Er zijn drie niveaus van smog: gering, matig en ernstig. Deze indeling is op basis van hoeveel deeltjes ozon of fijnstof er in de lucht zitten. Het RIVM geeft een smogwaarschuwing af als er kans is op matige smog en een smogalarm als er kans is op ernstige smog. In tabel 1 staat dit verder uitgelegd. In deze tabel zijn naast ozon en fijnstof ook zwaveldioxide en stikstofdioxide opgenomen. De niveaus zijn opgenomen in artikel 15.2 en 15.4 van de omgevingsregeling, die vanaf 1 januari 2024 van kracht is. U kunt meer informatie vinden over smogafspraken op Smog: Communicatie en maatregelen van het Informatiepunt Leefomgeving (IPLO). 

Met een waarschuwing voor matige smog wil de overheid vooral de gezondheid beschermen van mensen die gevoelig zijn voor een slechte luchtkwaliteit. Het alarm voor ernstige smog is gericht op de hele bevolking. De gezondheidsrisico’s zijn in die situatie groter dan bij matige smog. Bij geringe smog is zeer beperkt sprake van gezondheidsrisico’s.

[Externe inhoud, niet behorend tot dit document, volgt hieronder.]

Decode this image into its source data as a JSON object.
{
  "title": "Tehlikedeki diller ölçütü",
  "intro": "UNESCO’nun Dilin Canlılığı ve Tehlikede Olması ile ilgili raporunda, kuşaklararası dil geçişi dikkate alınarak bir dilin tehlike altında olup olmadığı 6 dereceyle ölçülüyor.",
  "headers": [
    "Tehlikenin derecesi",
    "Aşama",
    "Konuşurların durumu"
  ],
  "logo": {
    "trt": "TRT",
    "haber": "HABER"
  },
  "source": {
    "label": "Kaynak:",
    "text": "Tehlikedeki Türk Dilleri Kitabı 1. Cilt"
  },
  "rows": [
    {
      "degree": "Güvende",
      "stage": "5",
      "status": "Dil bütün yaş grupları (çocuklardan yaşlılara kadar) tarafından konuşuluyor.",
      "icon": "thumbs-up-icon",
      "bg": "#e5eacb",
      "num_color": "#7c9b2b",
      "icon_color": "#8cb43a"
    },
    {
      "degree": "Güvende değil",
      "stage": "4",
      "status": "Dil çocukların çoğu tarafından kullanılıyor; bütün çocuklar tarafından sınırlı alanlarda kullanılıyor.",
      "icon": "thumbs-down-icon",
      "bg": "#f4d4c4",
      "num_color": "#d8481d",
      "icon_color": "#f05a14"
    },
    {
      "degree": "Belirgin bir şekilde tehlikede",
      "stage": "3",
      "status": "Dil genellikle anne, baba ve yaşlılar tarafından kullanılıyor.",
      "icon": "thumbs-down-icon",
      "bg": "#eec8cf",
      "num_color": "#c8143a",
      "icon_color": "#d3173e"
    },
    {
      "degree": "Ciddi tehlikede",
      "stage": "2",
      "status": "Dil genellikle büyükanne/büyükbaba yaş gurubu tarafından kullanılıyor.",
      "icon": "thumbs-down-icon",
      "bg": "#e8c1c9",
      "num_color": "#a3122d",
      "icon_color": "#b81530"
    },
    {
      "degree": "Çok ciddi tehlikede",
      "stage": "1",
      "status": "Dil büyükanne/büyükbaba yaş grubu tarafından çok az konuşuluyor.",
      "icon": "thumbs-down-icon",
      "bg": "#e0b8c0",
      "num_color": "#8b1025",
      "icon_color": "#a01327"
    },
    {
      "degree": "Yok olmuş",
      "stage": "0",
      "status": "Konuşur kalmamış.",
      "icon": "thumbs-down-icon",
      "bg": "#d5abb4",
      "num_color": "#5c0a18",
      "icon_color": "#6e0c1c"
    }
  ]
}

Tabel 1 Waarschuwings- en alarmgrenzen uit de Omgevingsregeling

Stof

Grootheid

Geringe smog

Matige smog

Ernstige smog

 

 

µg/m³ 1)

µg/m³

µg/m³

Zwaveldioxide

uurgemiddelde

<350 

350-500

>500 2)

Stikstofdioxide

uurgemiddelde

<200 

200-400

>400 2)

Ozon

uurgemiddelde

<180 

180-240

>240 

Fijnstof

daggemiddelde

<70

70-100

>100 3)

1) microgram per kubieke meter (1000 microgram is 1 milligram).
2) Overschrijding van de uurgemiddelde concentratie gemeten gedurende drie opeenvolgende uren in gebieden met een oppervlakte van ten minste 100 km² of van een gehele agglomeratie of zone.
3) In gebieden met een oppervlakte van ten minste 100 km² of van een gehele agglomeratie of zone.

Gezondheidsklachten door smog

Mensen die gevoelig zijn voor een slechte luchtkwaliteit zullen al klachten krijgen bij het inademen van matige smog. Dit zijn bijvoorbeeld mensen met luchtwegaandoeningen of hart- en vaatziekten, diabetici, kinderen, ouderen en zwangeren.
Ook sporters en mensen die zwaar lichamelijk werk in de buitenlucht doen zijn in het algemeen extra gevoelig voor de effecten van smog. Zij ademen meer vervuilende stoffen in en deze dringen dieper in het lichaam binnen.

Als de smog erger wordt, zullen er steeds meer mensen last krijgen van hun gezondheid, omdat ze smog inademen. Ook zullen de klachten erger worden. Bij ernstige smog kan iedereen klachten krijgen.

Voorbeelden van klachten die direct kunnen optreden: 

  • irritatie van ogen, neus of keel;  
  • pijn op de borst, hoofdpijn, duizeligheid en misselijkheid;
  • toename van luchtwegklachten, zoals piepen, hoesten en kortademigheid;
  • afname van de longfunctie;
  • verergering van astma en COPD Chronic Obstructive Pulmonary Disease (chronische bronchitis of longemfyseem) (Chronic Obstructive Pulmonary Disease (chronische bronchitis of longemfyseem));
  • verergering van hart- en vaatziekten;
  • vroegtijdige sterfte.

Wat te doen bij smog

Klachten kunnen het beste worden voorkomen door de blootstelling aan smog te verminderen. Mensen die gevoelig zijn voor smog, kunnen bij (de kans op) smog (zware) lichamelijke inspanning het beste beperken of zelfs vermijden.

Smog door ozon komt voor in de zomermaanden en is het hevigst aan het eind van de middag en in de vroege avond. De blootstelling kan worden verminderd door gedurende deze periode binnen te blijven, omdat de ozonconcentraties binnen lager zijn.

Ook gedurende de jaarwisseling, wanneer de fijnstofconcentraties in de buitenlucht extreem hoog zijn door het afsteken van vuurwerk, is het voor mensen die gevoelig zijn voor effecten van luchtverontreiniging aan te raden om binnen te blijven en ramen, deuren en ventilatieroosters tijdelijk te sluiten.

Astma- en COPD-patiënten kunnen het beste hun medicijnen altijd bij zich hebben, vooral als ze buiten zijn. Bij twijfel over bepaalde gezondheidsklachten wordt geadviseerd de huisarts te raadplegen. Astma- en COPD-patiënten kunnen aan de huisarts ook advies vragen over het gebruik van een inhalator of puffer tijdens smogperiodes.